Think platform-as-product! Our team delivers great developer experiences to our Program, Project and Development teams through curated set of tools, capabilities and processes offered through our Internal Developer Platform. We automate infrastructure operations, support complex service abstractions, build flexible workflows and curate a frictionless ecosystem that enables end-to-end collaboration to help drive productivity and engineering velocity. This is a tremendous opportunity for someone who has the skill to own initiatives and a passion to work in a highly integrated global solution platform! Join us in crafting solutions that do not yet exist!
Key Qualifications
- 8+ years of experience with a track record of building and leading Cloud Native SRE and Operations for AWS or GCP hyperscalers
- Strong experience supporting customer facing applications in an 24-7 uptime environment of distributed systems
- Expertise handling production incidents, with experience working towards resolution and collaborator communication during incidents.
- Track record with improving service reliability and efficiency.
- Ability to implement and coordinate telemetry using monitoring and observability tools
- Adapt at prioritizing multiple issues in a high stress environment. Good experience in designing and improving response processes
- Experience leading multi-functional initiatives and thought leadership.
- Automation focus for operational efficiency - designing and implementing automation processes for repeatable and consistent service deployment
- A strong sense of ownership. Good critical thinking & interpersonal skills to work successfully across diverse business and technical & multi-functional teams.
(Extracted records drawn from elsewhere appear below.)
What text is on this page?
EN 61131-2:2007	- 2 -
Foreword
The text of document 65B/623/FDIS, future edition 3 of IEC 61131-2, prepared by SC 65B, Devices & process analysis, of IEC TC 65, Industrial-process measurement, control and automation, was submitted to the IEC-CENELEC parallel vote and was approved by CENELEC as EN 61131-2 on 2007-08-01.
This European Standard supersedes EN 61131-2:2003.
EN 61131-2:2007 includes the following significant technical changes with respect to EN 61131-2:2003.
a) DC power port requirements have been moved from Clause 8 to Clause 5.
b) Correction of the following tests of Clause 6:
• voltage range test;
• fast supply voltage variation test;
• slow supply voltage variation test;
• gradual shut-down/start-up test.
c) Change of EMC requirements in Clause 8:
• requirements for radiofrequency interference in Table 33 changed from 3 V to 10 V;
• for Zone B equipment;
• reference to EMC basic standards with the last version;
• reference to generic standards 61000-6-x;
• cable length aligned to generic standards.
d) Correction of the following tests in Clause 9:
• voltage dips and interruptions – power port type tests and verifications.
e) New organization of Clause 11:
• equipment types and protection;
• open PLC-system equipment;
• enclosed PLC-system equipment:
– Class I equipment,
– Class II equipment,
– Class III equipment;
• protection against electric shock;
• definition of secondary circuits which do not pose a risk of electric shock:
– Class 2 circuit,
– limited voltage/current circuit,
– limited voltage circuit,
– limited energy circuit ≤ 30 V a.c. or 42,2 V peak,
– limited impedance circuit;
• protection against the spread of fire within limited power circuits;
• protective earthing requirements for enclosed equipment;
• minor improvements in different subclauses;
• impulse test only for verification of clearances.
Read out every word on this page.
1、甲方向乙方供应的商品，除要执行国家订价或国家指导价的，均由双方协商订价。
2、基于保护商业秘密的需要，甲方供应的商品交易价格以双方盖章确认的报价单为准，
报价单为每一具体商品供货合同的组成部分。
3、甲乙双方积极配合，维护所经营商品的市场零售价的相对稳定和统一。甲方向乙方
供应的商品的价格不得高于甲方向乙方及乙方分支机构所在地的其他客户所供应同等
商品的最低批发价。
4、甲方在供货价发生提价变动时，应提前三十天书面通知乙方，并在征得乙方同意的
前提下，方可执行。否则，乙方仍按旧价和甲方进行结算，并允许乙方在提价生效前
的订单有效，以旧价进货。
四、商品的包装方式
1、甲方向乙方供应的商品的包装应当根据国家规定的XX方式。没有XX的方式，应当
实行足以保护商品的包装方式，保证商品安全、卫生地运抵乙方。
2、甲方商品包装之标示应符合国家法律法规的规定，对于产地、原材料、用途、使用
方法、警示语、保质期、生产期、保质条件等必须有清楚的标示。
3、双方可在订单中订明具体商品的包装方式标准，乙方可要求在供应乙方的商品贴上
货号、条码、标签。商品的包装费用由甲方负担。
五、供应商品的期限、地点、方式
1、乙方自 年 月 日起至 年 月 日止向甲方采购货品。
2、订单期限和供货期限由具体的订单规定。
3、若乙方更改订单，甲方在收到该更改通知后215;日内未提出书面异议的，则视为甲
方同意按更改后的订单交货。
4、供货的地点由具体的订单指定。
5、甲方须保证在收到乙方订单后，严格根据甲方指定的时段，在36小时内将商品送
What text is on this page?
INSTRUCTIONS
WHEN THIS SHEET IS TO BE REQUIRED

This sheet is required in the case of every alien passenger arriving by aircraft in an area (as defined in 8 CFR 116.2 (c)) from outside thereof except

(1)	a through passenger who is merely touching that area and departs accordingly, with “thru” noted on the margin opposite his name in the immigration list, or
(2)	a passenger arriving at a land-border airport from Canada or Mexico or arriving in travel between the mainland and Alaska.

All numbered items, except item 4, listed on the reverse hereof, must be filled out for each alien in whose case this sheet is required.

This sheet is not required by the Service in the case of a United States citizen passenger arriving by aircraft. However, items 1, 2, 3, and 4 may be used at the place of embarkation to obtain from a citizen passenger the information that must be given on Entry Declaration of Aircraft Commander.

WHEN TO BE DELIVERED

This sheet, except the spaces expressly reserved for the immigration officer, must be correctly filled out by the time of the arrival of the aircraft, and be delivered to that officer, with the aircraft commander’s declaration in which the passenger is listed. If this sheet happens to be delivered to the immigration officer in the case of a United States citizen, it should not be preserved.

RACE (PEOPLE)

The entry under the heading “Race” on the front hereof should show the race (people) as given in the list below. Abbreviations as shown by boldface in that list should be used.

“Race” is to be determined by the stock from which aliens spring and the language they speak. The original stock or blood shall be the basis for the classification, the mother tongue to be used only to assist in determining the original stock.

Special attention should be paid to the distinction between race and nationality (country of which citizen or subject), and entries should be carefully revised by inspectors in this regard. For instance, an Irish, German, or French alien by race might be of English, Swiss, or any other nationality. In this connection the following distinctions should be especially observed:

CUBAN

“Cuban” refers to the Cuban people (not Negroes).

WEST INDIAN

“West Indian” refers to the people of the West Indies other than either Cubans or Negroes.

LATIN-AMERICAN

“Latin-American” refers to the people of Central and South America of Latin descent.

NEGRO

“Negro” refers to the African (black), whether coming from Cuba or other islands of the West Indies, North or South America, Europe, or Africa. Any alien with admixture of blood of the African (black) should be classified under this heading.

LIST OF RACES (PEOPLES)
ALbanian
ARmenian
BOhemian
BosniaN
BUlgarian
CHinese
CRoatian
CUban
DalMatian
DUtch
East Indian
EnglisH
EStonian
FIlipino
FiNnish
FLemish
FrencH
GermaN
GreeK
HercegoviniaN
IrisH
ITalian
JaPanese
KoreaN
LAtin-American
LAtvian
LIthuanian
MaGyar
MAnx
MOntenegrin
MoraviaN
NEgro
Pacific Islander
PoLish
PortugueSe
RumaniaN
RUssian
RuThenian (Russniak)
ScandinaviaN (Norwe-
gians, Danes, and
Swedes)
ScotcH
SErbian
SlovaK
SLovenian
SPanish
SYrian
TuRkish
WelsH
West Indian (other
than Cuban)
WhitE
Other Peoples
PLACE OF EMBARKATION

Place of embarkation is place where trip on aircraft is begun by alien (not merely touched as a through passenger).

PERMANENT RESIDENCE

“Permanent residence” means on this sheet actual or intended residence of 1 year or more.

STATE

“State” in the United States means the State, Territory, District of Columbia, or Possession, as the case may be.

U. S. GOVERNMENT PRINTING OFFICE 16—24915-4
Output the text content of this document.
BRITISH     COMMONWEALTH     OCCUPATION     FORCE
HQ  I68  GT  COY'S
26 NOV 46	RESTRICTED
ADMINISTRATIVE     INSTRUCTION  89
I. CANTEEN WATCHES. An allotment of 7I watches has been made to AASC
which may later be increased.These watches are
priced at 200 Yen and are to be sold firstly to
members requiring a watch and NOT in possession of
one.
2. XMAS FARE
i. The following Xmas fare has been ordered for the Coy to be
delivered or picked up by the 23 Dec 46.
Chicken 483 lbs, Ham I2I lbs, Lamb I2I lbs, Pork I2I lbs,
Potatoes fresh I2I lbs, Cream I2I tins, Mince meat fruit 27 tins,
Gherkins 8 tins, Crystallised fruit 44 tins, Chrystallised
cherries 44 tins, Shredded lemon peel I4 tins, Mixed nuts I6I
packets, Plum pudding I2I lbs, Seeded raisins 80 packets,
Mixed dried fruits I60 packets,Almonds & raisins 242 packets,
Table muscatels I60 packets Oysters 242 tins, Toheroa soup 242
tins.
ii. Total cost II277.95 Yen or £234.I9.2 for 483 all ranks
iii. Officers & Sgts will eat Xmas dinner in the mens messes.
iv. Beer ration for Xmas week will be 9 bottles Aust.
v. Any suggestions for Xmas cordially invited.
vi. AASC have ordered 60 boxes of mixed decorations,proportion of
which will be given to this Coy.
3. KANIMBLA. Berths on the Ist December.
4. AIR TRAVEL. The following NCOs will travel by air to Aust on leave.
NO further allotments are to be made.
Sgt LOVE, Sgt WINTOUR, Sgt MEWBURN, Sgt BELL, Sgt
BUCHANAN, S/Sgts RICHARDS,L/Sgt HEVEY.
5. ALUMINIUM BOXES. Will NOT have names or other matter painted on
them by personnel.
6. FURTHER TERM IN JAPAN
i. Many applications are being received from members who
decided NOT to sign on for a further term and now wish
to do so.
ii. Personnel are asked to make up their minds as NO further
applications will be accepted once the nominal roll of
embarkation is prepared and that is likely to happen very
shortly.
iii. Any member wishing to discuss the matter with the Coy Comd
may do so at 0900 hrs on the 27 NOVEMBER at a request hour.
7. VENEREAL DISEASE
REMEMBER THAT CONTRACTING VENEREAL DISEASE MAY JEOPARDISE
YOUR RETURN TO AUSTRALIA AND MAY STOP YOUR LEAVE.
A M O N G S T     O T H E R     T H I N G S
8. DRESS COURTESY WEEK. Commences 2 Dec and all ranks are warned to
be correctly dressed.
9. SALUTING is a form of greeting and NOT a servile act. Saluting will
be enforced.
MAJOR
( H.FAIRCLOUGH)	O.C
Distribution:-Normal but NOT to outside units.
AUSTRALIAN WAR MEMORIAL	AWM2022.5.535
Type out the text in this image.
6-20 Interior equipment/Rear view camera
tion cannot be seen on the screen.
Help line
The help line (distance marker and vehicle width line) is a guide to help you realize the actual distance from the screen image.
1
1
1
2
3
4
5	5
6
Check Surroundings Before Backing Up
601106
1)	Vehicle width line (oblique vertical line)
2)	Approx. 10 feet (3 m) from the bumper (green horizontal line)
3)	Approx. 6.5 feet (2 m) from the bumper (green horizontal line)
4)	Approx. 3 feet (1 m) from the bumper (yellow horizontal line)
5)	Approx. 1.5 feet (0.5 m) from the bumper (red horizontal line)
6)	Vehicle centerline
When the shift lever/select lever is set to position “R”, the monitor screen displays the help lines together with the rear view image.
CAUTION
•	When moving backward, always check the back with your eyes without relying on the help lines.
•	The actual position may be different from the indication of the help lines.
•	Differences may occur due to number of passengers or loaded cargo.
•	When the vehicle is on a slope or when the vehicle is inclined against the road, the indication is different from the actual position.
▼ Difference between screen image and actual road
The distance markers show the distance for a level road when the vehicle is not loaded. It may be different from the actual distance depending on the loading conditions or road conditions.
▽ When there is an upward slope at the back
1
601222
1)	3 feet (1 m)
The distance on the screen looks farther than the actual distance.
- Working knowledge of core cloud services such as IAM, EC2/GCE, RDS/CloudSQL, EKS/GKE, CloudWatch/Cloud Monitoring, S3/GCS etc
- Understand complex landscape architectures. Have working knowledge of on-prem and cloud based hybrid architectures and infrastructure concepts of Regions, Availability Zones, VPCs/Subnets, Loadbalancers, API Gateways etc.
- Strong understanding of common authentication schemes, certificates, secrets and protocols
- Scripting and/or coding skills needed for automation, triaging and troubleshooting (Examples include but are not limited to Python, Go, Java)
Description
Build up, lead and improve existing processes to provide 24x7 operational response for applications in public cloud platforms. Maintain services once they are live by setting up monitoring, alerting and measuring availability, latency, and overall system health. Own and review work for accuracy, quality, application performance and completeness.
Review release readiness through activities such as system design consulting, reviewing all observability and monitoring, capacity planning, and launch reviews. Understand processes to improve incident coordination among Apple teams. Keep up to date with the latest technologies and tools and evangelize their value with the development teams. Partner with architects and engineers to design and implement automation, operations, and support solutions.
Strive for top quality results and continuously look for ways to improve and enhance platform reliability, performance, and security. We're looking for a hardworking and passionate person to join this amazing team.
Education & Experience
Bachelor’s or Masters degree in Computer Science / Software Engineering / Related fields.